Today’s readings remind us that we have two fundamental choices in life when the Lord asks something of us: obedience or rebellion. Rebellion is a choice, but it is the wrong choice.

In today’s First Reading Ezekiel reminds us that those who blame the Lord for their destructive path and decisions are only deluding themselves. Rebellion is usually egged on by an injustice we have suffered. Today Ezekiel debunks any claim that God is unjust in letting the wicked perish and the virtuous live due to their actions. The most fundamental principle of ethics doesn’t even require the Bible. Aristotle in his ethics described it as “do good and avoid evil.” We’re free to do either, but we’re also responsible for the outcome. The Lord has simply established the “rules of the game.” He knows what is truly good, and he knows what is truly evil.
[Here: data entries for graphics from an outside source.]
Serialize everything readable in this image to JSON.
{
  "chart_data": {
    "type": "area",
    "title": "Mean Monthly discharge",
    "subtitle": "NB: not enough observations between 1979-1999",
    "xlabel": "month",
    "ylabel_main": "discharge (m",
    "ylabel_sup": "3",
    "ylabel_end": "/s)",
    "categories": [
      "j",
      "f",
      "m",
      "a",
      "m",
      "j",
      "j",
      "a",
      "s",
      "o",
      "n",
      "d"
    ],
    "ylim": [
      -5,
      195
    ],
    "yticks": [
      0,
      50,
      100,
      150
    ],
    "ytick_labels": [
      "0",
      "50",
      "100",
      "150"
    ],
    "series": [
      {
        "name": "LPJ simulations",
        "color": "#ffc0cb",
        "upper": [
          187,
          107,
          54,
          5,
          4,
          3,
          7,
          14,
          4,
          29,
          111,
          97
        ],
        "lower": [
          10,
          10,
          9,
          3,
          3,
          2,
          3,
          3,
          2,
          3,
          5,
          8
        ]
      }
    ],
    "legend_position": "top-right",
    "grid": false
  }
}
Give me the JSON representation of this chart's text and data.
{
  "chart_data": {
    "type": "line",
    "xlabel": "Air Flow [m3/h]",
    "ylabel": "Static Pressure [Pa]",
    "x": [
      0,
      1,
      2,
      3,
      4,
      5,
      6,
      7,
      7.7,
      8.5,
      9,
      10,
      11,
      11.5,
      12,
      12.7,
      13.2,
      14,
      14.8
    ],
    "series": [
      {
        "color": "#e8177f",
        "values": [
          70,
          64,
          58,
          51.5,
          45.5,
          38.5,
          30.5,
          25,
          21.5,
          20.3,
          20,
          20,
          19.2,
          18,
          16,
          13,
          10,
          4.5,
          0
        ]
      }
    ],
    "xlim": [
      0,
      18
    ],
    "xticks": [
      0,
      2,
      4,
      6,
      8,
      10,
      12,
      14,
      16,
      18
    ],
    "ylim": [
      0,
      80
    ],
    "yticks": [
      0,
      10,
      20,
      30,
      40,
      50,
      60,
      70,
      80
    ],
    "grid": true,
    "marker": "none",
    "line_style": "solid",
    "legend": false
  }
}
The wicked do evil, and many people suffer the consequences of their evil, not just them. The virtuous do good, and many people benefit from that good. The Lord has created us with the freedom to do good or to do evil. He wants us to do good, because he knows a virtuous life is a successful and beautiful life. He also knows the flipside of freedom: we’re free to blow it and choose evil. He doesn’t want us to do it, but he permits us to do it out of respect for our freedom. No one can honestly say the Lord hasn’t tried throughout salvation history to dissuade us from taking the wrong path. In the end our decisions are our own.

In today’s Second Reading St. Paul traces out a simple path for us to follow. It is the path Our Lord himself followed. He summarizes it very well: “Do nothing out of selfishness or out of vainglory; rather, humbly regard others as more important than yourselves, each looking out not for his own interests, but also for those of others.” Everyone upon hearing those words experiences a little twinge of rebellion at the thought of it, which speaks directly to today’s Gospel.

Why do we say “yes” and not deliver? Because the thought of obeying and denying ourselves provokes inner rebellion. Mankind’s entire history of sin is a history of rebellion, so it’s no surprise that rebellion is deeply rooted in us. Our Lord gives us a different example: that of a profound obedience to the Father, and obedience that leads to his death, but also to his glory. It is a difficult path, so it is no surprise that we are hesitant at times to take it, but it is the most fulfilling one.

Our Lord in today’s Gospel reminds us that the true measure of success is not what we say, but what we do. That’s the determining factor of whether we let rebellion or obedience triumph in our life. Conversion is not letting that inner rebellion due to sin shape our decisions and actions. Rebellion can be pretty wild, even exciting, but in the end it doesn’t really lead us anywhere. A believer who says “yes” to God’s will but doesn’t do it, in the end, lets the rebellion win and, therefore, goes nowhere. His lips may have said “yes,” but in the end his heart said “no.”

A believer who says “no” in the throes of rebellion but obeys in the end has conquered and won. The Pharisees in today’s Gospel said “yes” to God’s will, but, in the end, didn’t do it. They maintained a façade of obedience that was revealed to be a façade when God came in Person and showed them a different path to follow. The tax collectors and prostitutes, on the other hand, saw the opportunity at the coming of Jesus to quash the rebellion that had been enslaving them even as it had promised to empower them.

Ditch the rebel without a cause this week. Is there anything you’re struggling this week that’s making you say “no” to God when you should be saying “yes”? It’s never too late to put the rebel without a cause in its place. Meditate on the words of Paul in today’s Second Reading and try to put them into practice.

Readings: Ezekiel 18:25–28; Psalm 25:4–9; Philippians 2:1–11; Matthew 21:28–32.